Posted By: November 23, 2016

Irish News (Belfast). Editorial. Tuesday, November 22, 2016

The major concerns surrounding the publicly funded body Charter NI have now moved well beyond the future of its embattled chief executive Dee Stitt and reached a stage where some form of independent review of the entire debacle has become essential.

Yesterday the assembly Speaker Robin Newton, a DUP MLA, apologized “unreservedly” for his role in the latest twist in a saga which has dominated the headlines since this newspaper first revealed the full extent of the links between Charter NI and the illegal Ulster Defence Association.

Mr. Newton last month prevented attempts by SDLP representative Nichola Mallon to ask questions about Mr. Stitt and the allocation of a £1.7m grant from the Stormont Executive’s Social Investment Fund.

Indeed, the Speaker responded to subsequent protests by warning against challenges to his rulings and saying that he would not tolerate what he viewed as the abuse of procedure.

However, further investigations by the News Letter and the BBC’s Nolan program demonstrated that Mr. Newton had direct connections with Charter NI, which is based in his East Belfast constituency, in the recent past.

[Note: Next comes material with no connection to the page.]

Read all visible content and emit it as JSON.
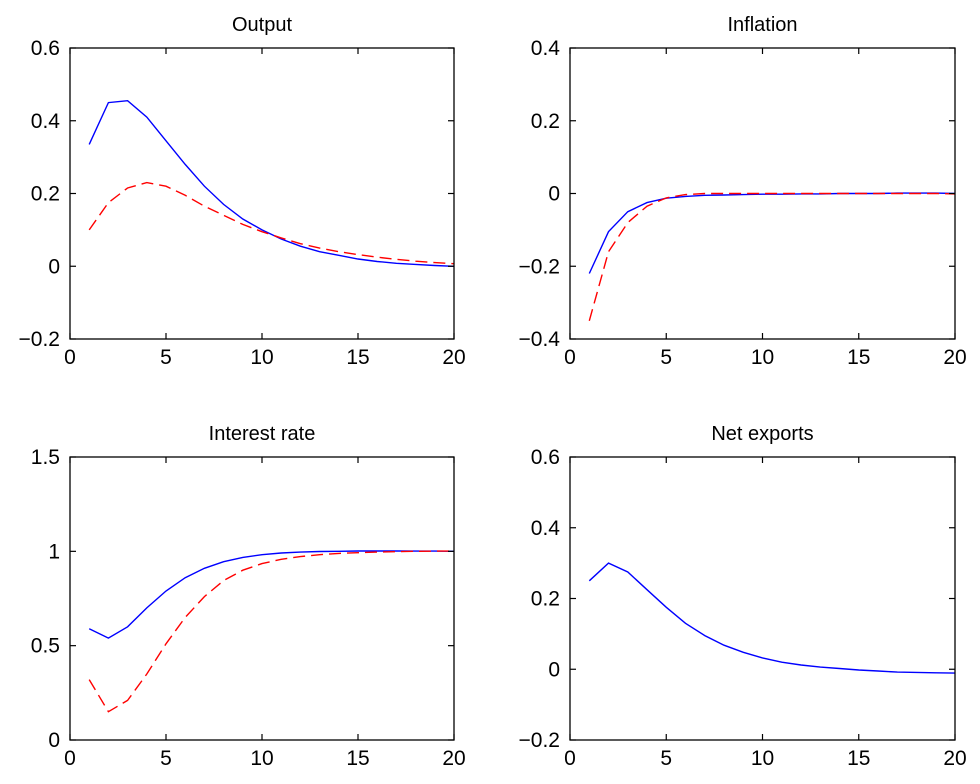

The Speaker yesterday expressed his regret for failing to declare the relationship although he caused further puzzlement by saying that he had given advice to Charter NI but had not been its adviser.

While Mr. Newton blamed time pressures for his error of judgment in blocking the question from Ms. Mallon,  rather than delegating it to a colleague, the affair has only added to the sense of alarm over the wider management of the Social Investment Fund.

It is an important initiative, with the potential to develop a range of employment opportunities in deprived areas, but its credibility was seriously damaged by the installation of Mr. Stitt in his £35,000 per year post with Charter NI.

He is widely regarded as a senior UDA member, and was taped making provocative remarks about involvement in “homeland security” and a loyalist band being “here to defend north Down from anybody” but was somehow able to shrug off calls for his resignation.

We are left with Mr. Stitt still behind his desk, queries piling up about the direction of Charter NI, the authority of the First and Deputy First Minister plainly undermined and a Stormont Speaker forced into an embarrassing U-turn.

A respected outside figure  urgently needs to complete a detailed assessment of the sequence of events and offer firm recommendations about the best way to move forward.

If instead, we continue to drift from one crisis to another, further public disenchantment with our devolved structures seems an inevitable consequence.